For about 100 years, traveling salesmen, circus performers, immigrants, go-go girls, factory and rail workers, cab drivers and downtowners have come to the Trestle Inn at the southeast corner of 11th and Callowhill to cut loose. From the hustle and bustle of the railroad age to the decay of the post-industrial era, patrons could be guaranteed a good drink and a good time under the cover of the Reading Railroad viaduct. 

The Trestle Inn of today is up from seedy (still a tough ‘hood at night) and evokes these bygone days with a wink to the free spirit of the 60s and 70s. Stroll into this unassuming “whiskey and go-go” bar and you’ll feel transported through time. The dancehall and speakeasy scream 1970s lounge, with its glowing bar and actual go-go dancers performing most nights of the week. Brown liquor is in ample supply here, whether you’re looking for whiskey, bourbon, rye, or scotch. Sours are particularly popular and inexpensive. 

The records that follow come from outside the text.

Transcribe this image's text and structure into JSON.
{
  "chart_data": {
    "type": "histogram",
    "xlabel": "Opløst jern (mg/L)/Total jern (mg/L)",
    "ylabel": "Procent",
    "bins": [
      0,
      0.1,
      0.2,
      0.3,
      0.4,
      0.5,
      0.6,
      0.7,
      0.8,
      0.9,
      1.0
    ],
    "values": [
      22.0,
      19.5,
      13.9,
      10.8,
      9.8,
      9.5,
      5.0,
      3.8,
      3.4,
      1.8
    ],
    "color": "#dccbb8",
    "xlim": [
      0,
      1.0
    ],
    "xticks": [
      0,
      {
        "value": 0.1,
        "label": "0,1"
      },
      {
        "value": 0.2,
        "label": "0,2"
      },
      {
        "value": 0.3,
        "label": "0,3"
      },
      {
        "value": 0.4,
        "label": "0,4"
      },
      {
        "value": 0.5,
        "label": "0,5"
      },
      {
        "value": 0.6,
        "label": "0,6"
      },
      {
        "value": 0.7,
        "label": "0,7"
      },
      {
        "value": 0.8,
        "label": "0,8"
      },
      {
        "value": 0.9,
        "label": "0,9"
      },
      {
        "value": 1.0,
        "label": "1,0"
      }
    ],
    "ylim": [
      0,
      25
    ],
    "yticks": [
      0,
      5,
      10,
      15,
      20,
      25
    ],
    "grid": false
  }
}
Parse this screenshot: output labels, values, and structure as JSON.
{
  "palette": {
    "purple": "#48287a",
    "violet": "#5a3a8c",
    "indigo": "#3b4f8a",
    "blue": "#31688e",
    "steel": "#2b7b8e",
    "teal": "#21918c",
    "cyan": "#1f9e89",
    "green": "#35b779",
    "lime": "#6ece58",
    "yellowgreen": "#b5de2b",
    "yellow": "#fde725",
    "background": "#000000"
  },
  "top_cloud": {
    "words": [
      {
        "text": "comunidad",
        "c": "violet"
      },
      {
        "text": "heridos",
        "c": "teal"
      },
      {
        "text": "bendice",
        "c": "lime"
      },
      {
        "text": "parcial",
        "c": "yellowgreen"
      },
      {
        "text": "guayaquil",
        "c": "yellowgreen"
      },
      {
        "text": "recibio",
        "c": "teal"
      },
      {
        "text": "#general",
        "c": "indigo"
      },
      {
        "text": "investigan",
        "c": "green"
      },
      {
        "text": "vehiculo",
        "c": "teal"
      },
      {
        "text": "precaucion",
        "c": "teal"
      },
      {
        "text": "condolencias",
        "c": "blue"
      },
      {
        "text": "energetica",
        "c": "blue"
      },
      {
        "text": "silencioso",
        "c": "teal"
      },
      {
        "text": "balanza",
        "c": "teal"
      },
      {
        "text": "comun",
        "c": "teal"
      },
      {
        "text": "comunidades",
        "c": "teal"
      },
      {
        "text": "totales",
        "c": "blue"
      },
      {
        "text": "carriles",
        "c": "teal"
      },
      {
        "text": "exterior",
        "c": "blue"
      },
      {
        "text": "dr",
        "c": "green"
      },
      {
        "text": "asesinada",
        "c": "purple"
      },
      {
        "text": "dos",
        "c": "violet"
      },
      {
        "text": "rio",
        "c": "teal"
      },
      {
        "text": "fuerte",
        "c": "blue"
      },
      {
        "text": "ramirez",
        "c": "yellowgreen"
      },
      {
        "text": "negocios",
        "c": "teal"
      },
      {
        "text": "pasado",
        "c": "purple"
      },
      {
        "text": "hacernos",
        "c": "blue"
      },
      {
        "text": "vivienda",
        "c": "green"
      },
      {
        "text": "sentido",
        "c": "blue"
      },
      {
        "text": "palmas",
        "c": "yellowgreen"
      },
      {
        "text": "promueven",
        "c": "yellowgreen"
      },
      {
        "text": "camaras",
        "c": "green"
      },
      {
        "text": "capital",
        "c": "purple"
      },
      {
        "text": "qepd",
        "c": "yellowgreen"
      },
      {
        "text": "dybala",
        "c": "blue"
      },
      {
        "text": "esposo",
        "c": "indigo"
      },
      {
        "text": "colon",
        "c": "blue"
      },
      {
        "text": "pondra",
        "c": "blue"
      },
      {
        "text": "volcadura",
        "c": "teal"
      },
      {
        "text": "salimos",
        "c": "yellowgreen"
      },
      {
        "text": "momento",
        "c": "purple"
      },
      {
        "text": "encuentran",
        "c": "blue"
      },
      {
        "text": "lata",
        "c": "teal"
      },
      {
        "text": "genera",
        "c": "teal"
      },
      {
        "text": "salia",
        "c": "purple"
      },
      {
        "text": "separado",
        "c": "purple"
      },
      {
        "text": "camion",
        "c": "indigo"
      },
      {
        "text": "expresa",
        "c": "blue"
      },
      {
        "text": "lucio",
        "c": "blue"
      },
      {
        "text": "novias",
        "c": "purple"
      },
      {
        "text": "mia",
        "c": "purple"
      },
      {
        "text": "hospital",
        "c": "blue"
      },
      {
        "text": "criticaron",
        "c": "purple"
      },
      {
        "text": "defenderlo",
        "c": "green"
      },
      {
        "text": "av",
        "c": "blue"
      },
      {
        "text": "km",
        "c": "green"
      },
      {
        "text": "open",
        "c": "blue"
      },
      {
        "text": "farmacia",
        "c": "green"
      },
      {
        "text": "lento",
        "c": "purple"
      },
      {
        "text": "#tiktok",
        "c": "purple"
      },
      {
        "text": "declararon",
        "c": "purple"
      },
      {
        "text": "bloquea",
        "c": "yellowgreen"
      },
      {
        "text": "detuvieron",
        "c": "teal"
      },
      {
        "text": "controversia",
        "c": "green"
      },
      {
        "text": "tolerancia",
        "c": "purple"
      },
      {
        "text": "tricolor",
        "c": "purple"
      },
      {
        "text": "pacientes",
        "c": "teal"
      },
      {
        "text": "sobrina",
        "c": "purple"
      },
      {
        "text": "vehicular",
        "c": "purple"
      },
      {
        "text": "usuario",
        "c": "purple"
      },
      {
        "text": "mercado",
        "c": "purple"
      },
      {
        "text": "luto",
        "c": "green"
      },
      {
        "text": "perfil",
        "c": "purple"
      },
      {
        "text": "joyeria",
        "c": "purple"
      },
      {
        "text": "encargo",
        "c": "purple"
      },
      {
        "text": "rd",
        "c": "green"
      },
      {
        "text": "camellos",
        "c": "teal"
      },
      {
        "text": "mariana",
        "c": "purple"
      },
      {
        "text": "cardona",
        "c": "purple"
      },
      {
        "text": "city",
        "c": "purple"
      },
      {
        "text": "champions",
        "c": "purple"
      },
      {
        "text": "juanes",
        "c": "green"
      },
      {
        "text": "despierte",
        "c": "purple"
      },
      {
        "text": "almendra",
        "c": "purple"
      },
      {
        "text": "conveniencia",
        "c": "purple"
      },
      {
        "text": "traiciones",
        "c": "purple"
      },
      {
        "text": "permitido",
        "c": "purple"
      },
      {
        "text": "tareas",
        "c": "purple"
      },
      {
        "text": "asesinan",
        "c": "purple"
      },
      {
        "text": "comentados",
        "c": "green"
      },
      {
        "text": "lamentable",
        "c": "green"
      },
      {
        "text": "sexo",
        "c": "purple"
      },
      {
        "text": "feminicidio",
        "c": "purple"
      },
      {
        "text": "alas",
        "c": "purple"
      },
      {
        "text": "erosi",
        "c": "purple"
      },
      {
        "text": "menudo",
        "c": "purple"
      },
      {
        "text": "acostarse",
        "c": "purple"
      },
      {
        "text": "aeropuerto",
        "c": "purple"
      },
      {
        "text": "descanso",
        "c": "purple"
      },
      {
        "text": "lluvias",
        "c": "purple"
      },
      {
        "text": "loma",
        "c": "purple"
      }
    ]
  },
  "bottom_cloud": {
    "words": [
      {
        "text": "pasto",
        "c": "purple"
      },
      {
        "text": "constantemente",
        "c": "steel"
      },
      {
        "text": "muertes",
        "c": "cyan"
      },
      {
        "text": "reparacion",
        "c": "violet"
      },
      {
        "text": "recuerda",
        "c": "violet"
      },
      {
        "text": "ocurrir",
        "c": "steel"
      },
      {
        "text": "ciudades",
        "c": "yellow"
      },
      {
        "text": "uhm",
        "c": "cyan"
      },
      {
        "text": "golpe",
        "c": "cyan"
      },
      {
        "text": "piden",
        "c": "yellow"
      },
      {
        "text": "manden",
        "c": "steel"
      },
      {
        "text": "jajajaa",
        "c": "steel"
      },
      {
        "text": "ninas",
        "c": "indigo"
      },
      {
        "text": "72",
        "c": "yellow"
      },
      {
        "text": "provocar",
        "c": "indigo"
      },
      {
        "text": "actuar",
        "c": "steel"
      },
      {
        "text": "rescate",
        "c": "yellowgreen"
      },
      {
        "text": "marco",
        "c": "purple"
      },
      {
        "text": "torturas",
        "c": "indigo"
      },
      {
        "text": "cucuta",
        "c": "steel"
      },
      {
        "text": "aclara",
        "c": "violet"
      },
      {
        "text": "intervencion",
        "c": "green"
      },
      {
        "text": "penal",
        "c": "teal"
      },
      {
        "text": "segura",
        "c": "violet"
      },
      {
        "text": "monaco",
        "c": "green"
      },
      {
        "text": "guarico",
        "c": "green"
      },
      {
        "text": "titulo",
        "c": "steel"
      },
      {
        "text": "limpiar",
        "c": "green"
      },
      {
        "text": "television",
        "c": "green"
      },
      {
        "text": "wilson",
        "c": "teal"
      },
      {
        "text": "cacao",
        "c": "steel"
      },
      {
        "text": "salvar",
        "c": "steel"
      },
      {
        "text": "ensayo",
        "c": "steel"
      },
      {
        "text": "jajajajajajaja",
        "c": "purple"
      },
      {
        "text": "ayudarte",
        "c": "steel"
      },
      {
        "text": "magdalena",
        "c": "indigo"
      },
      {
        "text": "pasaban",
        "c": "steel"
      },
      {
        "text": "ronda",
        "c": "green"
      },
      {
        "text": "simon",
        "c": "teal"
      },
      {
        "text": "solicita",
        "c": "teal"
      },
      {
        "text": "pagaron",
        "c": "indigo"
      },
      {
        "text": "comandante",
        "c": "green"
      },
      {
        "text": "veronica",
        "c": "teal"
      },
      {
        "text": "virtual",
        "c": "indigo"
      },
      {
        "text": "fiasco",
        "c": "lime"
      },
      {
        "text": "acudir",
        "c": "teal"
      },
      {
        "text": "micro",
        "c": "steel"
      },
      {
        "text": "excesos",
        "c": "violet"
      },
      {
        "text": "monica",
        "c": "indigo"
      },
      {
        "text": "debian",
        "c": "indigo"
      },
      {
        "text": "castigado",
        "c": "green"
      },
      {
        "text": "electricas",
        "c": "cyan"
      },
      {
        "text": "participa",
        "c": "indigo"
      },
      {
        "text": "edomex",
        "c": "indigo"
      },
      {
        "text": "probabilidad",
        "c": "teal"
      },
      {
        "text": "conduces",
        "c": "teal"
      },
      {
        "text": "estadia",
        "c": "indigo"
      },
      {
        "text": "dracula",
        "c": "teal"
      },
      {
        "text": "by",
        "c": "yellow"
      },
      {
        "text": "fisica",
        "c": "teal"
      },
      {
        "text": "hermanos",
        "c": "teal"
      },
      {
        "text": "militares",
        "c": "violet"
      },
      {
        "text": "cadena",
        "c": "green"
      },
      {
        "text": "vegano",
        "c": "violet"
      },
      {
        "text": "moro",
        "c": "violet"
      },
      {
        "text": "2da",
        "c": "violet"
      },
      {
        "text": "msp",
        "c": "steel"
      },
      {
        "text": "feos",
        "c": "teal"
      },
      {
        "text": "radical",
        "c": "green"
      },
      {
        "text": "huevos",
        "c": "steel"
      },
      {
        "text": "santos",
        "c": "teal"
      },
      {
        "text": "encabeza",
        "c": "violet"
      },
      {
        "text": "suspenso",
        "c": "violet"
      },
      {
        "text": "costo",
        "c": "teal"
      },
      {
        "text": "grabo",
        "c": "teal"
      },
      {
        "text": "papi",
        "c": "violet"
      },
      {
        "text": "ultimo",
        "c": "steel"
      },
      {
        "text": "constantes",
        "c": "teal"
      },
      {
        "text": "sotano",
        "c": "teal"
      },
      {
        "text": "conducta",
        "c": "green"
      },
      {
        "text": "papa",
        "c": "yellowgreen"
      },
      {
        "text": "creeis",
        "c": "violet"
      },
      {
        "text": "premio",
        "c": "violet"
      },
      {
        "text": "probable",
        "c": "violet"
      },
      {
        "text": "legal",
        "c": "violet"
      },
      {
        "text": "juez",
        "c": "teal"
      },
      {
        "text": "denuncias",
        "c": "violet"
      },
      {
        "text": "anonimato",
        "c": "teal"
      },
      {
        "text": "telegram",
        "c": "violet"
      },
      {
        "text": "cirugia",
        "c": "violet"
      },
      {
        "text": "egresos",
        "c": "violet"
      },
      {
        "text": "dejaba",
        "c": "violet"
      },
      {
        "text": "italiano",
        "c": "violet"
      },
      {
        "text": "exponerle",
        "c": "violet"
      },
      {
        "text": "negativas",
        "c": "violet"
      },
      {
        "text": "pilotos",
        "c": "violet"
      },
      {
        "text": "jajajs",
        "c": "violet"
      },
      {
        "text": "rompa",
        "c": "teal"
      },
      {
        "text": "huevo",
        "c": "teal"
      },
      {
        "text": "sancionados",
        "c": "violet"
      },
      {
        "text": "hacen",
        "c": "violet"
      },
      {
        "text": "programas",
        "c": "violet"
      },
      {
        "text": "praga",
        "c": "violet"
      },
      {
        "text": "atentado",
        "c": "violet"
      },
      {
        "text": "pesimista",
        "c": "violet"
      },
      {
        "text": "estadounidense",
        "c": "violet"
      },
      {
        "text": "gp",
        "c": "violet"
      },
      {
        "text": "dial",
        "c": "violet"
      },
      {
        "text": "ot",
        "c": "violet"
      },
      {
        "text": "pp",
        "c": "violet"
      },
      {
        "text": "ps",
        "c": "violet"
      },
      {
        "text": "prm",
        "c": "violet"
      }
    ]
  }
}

Show up on weekends for the complete Trestle Inn experience, when DJs play funk and soul jams to a packed dance floor, and the go-go gals shimmy until close at 2am.. Half block away is the elevated (former Reading Rail line) that’s now The Rail Park (akin to Manhattan’s High Line). Philly’s Reading line Built in the 1890s to carry passenger and freight trains into Center City, the viaduct consists of steel bridge structures, elevated filled areas and arched masonry bridges running from 11th and Vine streets to 9th Street and Fairmount Avenue, with a spur at Noble Street. 

The South entrance to the elevated Rail Park is half a block away
from The Trestle Inn, Philly's venerable brown liquor bar.

After the last train traveled its rails in 1984, the viaduct rapidly succumbed to weeds and disrepair. In 1995, the city’s rail authority acquired the quarter-mile-long spur – now the Rail Park -- that curves off northwest from the main branch. The park’s design was chosen to reflect the neighborhood’s industrial roots and repurpose the historic elements of the rail structure wherever possible. A wide path through the park is edged with native canopy trees and other plantings designed to provide air quality benefits and manage storm water runoff, and interspersed with a variety of public spaces, wide platform benches, wooden bench swings and walkways. 

Thanks to some urban vision, Philadelphia and its Trestle Inn are on the right side of the tracks.